Surprisingly, the band has a knack for replicating their studio sound live very well. Shocking to me at least because of their willingness to go off the walls at any given moment.
“Play dolphin,” a fan, (I'm assuming) screamed from a cuddled-up crowd at Stubbs.
“You want us to make up a song called “Dolphin,” Falcon Bitch said in the middle of their set. “Okay, this is Dolphin.”
Then they made up a song called “Dolphin,” and it fucking rocked.
To end the night they announced they had one more song and wanted requests again.
“What should we play?"
“Play Dolphin,” said another fan, (I’m also assuming.)
“You want us to make up another dolphin song? Okay. This song is called the "Perks of Being a Dolphin.”
Then they made up another song about being a dolphin, and it also fucking rocked.

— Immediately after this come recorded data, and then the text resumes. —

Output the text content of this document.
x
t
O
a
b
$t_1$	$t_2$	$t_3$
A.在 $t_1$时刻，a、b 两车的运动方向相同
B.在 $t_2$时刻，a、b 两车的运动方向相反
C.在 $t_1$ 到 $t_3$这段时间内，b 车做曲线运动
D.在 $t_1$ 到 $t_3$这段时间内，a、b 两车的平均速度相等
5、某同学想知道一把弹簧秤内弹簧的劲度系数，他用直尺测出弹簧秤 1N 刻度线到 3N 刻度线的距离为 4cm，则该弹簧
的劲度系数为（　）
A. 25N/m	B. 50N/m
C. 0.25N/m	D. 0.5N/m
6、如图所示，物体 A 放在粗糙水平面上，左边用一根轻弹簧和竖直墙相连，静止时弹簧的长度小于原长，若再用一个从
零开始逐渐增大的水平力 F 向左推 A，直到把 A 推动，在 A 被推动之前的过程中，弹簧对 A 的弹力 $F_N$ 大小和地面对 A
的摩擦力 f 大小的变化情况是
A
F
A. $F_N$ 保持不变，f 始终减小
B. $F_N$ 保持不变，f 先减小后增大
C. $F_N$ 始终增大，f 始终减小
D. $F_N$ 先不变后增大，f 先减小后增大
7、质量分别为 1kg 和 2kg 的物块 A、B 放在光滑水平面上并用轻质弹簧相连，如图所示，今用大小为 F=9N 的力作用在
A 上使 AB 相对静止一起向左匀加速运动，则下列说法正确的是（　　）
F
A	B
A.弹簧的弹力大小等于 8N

Turnover, a staple for the cold embrace of autumn returned to Austin to bring their indie slowcore sound.
“We’ve been here a few times and man, I love this fucking city,” said vocalist Austin Getz.
His voice trails off beautifully close to three-quarters of each line, he maintains one mesmerizing tone to it that allows for the guitar to sparkle, the driving force of each song that turnover played.
They’re most famous for their 2015 album, “Peripheral Visions,” but dedicated fans are also here to see their newest album, “Myself in the Way,” which was released last year.
With a heavy dose of old and new, the band stunned Austin and warmed the hearts of indie fans who were privy to the dreamy sound of the Virginia Beach band.
“Sing along if you know the words to this next one,” whispered Getz before the wind howled and pushed the crowd to the front, to better see the artist and also preserve body heat.
The band went out singing, “Humming,” off their first album and if the audience could feel their feet I bet an all-out dance party would have ensued.
Instead, a shiver from the sound and the cold was enough of an indication that Austin would not forget this Turnover trip to our city.
Beach Fossils followed suit and kept the slowcore energy as high as it could possibly be for this genre.
Fans who have bunkered down in the now tundra-like pit of Stubbs were here for a mission, listen to Beach Fossils.
With the success and admiration of “Bunny,” the group's latest project. I get it.
The monotone voice of Dustin Payseur combined with the melancholic and reflective lyrics of the group gave a proper send-off to the three-day music festival.